Should we also exclude small coal plants that only emit <1% of global emissions? What other cost effectively preventable emissions of mercury should we allow? Where do we draw the line? We should be consistent, especially since the costs of compliance don't seem to be all that great.

I hate to belittle a point, but this group is addressing the cause that is metaphorically killing 1 person per year while ignoring the cause that is killing 1,000 people per year.

In fact, I would go so far as to say that this cause is deflecting energy from any anti-coal movement by offering an new, shiny, space-age target for activists to concentrate on.

I have already addressed that point in this thread. The emissions from coal plants are being addressed with a 10x reduction already in the works. It is not being ignored, at all.

On the contrary, every effort to minimise mercury emissions and highlight their danger is worthwhile and raises awareness. The only reason we are talking about coal emissions now is because of this effort. If anything, consciously choosing not to address this specific issue and applying mercury emissions controls inconsistently would weaken the case for cracking down on other sources of emissions. It would smack of exceptionalism and preferential treatment. If you can carve out an exception for this source, why not others? Why do high tech rich world projects like a satellite fleet get a pass, but not a specific coal plant in a third world country with the same emissions?

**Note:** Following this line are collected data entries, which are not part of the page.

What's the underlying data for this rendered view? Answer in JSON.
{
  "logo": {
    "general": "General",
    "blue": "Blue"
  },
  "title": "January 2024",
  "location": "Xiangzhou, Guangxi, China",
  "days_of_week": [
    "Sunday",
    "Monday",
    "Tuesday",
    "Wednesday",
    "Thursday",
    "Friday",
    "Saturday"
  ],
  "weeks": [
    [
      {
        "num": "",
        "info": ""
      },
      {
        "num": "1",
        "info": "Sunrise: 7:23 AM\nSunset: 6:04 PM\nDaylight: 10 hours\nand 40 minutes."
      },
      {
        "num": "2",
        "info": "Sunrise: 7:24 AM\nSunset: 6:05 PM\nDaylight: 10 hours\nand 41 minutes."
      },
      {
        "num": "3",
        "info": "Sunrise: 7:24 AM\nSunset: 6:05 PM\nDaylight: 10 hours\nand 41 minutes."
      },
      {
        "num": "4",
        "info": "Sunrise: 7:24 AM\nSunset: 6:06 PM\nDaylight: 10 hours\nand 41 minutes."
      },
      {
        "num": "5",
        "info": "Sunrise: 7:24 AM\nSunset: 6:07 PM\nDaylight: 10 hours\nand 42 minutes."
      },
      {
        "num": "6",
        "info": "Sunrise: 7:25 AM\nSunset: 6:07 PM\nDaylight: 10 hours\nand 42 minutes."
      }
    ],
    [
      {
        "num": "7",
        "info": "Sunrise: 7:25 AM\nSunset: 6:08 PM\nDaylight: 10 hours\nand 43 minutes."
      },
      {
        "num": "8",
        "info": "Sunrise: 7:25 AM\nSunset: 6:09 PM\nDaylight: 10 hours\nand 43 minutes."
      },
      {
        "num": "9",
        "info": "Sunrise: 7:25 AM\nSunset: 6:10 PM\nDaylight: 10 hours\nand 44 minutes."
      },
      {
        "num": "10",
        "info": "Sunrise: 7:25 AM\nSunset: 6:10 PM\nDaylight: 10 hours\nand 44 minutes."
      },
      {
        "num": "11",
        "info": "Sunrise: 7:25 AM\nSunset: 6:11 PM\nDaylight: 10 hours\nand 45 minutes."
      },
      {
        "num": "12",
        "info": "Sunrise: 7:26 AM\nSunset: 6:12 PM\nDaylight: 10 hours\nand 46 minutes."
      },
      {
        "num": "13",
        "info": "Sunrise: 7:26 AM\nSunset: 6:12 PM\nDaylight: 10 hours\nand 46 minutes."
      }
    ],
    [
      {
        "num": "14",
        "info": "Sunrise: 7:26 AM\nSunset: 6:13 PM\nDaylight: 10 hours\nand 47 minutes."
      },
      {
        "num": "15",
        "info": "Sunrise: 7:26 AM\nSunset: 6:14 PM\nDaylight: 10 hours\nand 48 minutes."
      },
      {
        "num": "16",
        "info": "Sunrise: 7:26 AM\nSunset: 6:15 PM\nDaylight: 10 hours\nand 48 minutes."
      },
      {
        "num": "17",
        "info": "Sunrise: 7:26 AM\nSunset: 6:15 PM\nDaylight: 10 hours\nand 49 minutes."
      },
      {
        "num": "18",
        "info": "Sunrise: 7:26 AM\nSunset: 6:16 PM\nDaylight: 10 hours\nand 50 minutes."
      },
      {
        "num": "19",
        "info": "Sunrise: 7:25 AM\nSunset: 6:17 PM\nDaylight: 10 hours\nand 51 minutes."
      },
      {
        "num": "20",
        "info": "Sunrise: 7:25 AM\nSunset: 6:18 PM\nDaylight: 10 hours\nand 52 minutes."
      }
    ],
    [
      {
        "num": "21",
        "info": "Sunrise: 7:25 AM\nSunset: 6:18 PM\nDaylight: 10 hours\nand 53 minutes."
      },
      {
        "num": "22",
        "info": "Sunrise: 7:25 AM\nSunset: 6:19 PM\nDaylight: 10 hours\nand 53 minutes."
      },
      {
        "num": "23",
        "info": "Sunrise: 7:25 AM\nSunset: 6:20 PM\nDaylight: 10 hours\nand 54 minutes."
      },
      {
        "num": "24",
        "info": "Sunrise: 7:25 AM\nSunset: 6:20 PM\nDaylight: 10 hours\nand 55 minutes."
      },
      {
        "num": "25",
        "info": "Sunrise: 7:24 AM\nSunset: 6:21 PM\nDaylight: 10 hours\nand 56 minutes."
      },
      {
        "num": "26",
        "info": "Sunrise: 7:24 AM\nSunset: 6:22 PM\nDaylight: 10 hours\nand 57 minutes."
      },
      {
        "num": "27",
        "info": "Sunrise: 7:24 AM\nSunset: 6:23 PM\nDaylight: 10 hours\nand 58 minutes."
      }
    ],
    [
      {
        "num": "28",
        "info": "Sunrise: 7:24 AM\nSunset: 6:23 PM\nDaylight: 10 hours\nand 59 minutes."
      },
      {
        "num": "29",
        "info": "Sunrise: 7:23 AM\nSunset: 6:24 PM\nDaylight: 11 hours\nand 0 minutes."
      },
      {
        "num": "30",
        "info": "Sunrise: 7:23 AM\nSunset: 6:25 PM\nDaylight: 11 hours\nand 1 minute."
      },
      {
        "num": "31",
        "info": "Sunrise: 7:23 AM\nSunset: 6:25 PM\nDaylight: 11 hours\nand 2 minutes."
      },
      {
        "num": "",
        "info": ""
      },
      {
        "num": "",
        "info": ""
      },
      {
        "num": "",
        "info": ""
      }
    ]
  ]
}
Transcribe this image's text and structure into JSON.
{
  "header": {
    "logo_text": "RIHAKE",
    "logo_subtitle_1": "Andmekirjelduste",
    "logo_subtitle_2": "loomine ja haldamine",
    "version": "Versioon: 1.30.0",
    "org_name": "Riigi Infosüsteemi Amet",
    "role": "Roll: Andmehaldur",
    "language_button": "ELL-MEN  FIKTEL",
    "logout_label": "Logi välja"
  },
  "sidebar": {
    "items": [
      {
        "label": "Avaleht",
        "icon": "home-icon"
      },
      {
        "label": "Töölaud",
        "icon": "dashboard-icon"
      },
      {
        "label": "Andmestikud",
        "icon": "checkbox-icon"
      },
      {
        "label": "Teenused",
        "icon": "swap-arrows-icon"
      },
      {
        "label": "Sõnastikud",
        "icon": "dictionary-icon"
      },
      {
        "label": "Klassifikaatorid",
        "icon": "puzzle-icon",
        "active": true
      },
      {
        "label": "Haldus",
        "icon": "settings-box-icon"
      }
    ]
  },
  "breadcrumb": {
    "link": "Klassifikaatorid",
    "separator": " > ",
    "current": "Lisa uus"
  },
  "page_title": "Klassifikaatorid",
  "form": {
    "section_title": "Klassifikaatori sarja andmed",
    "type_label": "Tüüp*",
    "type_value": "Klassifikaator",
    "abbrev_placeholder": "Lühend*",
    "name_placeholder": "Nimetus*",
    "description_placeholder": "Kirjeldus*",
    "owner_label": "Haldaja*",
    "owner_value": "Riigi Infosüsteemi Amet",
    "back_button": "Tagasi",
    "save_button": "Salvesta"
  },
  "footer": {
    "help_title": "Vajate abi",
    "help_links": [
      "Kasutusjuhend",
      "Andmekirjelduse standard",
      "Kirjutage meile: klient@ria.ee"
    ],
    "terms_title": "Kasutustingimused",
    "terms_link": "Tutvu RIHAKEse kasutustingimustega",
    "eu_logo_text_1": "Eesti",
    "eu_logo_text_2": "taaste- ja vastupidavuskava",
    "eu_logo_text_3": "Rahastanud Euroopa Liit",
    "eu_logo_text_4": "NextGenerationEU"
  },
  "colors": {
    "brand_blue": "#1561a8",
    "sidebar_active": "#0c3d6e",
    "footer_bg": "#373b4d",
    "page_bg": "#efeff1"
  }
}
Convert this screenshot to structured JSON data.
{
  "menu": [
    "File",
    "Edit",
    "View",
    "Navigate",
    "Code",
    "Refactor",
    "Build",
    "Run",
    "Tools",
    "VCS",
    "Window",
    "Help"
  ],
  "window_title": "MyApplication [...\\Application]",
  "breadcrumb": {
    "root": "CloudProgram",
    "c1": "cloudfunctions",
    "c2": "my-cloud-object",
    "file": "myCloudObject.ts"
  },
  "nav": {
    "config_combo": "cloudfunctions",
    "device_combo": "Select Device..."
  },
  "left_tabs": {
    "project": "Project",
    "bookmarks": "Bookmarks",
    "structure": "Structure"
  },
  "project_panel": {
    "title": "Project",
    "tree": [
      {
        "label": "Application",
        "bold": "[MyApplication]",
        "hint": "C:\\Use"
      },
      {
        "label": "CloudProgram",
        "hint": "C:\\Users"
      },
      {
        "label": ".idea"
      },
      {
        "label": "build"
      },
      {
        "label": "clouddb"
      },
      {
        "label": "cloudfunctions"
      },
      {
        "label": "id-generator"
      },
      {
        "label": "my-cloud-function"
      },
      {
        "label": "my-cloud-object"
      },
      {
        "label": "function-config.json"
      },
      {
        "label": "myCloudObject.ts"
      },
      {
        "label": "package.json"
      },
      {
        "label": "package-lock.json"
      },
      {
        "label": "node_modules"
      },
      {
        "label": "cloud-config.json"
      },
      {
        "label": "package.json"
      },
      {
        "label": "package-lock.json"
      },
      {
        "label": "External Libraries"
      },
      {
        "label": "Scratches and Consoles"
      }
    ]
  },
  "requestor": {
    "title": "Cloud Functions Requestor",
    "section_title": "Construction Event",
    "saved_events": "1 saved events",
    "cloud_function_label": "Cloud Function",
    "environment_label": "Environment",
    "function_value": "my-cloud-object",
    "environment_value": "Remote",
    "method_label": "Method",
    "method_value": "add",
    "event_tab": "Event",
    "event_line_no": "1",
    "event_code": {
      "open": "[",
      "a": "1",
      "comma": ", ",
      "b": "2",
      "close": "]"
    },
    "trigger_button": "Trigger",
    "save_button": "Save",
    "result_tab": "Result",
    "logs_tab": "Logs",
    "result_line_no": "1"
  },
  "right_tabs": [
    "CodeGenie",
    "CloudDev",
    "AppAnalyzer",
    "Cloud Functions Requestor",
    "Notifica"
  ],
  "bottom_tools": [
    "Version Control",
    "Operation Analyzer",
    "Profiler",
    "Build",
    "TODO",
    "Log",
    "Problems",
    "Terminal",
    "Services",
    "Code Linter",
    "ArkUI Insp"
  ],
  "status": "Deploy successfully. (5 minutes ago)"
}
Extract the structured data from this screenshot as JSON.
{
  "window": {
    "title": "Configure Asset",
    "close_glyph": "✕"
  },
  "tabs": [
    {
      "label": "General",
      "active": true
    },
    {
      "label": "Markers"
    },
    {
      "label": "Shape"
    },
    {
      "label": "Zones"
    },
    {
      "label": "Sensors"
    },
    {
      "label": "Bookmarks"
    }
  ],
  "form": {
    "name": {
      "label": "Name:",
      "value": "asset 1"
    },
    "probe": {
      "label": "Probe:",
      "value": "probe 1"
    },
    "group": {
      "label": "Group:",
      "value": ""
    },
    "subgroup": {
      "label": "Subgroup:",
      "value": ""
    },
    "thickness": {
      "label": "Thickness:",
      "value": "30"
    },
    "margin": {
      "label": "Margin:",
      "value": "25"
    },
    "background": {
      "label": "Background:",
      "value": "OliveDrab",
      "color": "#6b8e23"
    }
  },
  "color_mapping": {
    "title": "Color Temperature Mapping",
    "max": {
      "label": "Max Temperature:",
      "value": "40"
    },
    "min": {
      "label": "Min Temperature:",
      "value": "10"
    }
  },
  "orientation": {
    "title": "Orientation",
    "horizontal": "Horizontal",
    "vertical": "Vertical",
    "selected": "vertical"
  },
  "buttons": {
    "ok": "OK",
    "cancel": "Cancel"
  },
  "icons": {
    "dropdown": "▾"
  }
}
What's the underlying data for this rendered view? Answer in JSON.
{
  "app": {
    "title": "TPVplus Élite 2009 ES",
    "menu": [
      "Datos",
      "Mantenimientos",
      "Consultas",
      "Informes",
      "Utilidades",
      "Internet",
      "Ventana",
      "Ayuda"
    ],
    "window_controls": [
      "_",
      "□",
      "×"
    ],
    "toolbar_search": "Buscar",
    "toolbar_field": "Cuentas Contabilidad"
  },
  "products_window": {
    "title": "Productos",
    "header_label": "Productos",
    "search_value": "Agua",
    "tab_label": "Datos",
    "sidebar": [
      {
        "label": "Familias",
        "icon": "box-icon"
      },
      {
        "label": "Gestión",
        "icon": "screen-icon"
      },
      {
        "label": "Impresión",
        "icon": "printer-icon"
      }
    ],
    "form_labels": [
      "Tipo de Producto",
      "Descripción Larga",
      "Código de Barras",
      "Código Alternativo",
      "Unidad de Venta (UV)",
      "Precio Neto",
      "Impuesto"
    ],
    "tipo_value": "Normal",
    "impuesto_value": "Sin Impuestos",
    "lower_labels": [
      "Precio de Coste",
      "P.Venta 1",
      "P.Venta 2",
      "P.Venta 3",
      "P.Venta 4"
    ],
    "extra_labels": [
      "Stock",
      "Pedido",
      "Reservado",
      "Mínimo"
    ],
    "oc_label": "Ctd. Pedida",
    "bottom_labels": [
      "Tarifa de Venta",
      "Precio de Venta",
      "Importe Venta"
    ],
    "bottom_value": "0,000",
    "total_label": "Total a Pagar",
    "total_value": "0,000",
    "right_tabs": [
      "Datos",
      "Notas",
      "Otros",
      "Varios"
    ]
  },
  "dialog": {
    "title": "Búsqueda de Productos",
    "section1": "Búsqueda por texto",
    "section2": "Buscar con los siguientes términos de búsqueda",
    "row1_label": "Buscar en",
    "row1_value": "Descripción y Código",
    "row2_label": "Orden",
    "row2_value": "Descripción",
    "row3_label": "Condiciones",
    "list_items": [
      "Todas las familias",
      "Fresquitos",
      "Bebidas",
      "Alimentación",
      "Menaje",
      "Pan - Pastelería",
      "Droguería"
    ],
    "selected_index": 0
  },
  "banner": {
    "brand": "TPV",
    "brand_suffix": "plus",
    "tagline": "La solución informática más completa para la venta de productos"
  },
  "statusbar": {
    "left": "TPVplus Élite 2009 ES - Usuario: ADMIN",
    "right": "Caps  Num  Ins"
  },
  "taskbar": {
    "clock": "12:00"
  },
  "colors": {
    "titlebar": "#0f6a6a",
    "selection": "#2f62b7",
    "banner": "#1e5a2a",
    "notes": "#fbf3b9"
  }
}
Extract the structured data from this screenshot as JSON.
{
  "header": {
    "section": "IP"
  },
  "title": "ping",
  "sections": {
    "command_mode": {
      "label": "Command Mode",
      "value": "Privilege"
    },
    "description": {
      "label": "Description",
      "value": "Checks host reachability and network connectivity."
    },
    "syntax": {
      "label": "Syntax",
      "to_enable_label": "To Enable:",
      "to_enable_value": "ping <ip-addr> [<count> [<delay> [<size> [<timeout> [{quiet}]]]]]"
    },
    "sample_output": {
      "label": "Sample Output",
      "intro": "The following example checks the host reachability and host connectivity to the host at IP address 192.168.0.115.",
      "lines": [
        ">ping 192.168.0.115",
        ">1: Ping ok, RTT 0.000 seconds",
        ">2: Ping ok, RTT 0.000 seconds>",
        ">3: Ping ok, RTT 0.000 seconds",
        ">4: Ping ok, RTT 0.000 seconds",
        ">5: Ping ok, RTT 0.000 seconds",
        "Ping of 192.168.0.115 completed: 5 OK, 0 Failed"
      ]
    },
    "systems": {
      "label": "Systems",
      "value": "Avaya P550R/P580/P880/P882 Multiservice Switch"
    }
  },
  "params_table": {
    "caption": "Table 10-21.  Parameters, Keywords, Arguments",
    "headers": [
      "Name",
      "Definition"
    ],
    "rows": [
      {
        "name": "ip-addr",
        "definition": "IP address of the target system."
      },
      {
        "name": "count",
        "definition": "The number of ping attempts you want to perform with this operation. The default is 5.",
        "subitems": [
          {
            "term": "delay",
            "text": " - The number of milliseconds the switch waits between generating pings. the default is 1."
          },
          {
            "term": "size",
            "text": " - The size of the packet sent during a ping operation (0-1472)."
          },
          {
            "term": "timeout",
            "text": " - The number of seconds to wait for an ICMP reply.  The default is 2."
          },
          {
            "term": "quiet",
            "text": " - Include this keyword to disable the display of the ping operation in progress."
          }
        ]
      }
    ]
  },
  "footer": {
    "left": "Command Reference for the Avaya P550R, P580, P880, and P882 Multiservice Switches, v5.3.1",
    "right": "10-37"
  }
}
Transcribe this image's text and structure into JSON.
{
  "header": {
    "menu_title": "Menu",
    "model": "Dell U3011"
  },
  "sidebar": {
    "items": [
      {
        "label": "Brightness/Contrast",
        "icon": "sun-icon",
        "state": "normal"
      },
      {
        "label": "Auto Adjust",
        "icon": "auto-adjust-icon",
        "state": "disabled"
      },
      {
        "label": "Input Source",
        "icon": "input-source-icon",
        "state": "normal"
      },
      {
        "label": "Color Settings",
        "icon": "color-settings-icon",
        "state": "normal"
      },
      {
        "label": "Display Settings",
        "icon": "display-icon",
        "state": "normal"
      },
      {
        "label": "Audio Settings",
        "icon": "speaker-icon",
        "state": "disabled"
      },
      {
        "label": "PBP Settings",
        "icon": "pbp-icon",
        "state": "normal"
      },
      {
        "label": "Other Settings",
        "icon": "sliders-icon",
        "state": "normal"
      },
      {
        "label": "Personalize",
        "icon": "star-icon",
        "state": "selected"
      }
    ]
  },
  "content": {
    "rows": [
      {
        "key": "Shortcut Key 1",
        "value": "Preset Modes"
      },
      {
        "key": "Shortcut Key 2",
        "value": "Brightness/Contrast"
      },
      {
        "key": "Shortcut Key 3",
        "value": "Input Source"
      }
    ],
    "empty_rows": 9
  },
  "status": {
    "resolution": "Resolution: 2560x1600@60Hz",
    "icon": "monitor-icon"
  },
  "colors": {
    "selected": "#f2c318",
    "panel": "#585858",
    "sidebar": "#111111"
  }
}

It's a smaller problem, but also easier to solve. The costs of a few suppliers changing their satellite propellants are orders of magnitude less than ending global coal usage (though both would be nice, of course).
It is simply easier to ban mercury propellants than it is to ban coal plant mercury emissions. A lot more people are dependent on the coal plants so the time and energy it takes to make changes there is just way bigger. Of course work is being done there as well, it just takes way longer.
What is your argument exactly? That as long as coal power plants emit airborne mercury, then anyone else can emit mercury as well as long as they emit less? This is just a form of whataboutism. We don't have ready, scalable alternatives to coal power at the moment, or don't have the will / money to bring alternatives into service. We do have alternatives to mercury-based space fuels.
> a different agenda

I'll bite: fossil fuel is running the show?

That would seem an obvious agenda, possibly. If you've ever seen the slander against electric vehicles or Tesla, you'll believe that the fossil fuel companies are promoting an agenda.
The megaconstellations use reaction mass wheels and hall effect thrusters (Krypton in Starlink). I'm not sure any use mercury as a fuel.
You must have missed the "before it becomes common" part of the post you've replied to. No one is suggesting it's being used a lot. The ban is to stop it before it does.
But it's not even in use now, when, if it could be used as a cheaper fuel, it would.

Becoming common still needs for there to be some usage, even before it becomes common.

Apollo Constellation Engine designed their propulsion systems for mega constellations to use mercury, which is what got PEER involved in this. Popular Mechanics also reported on their plans. Even if Apollo changed their minds since, that's a pretty significant 'near miss'.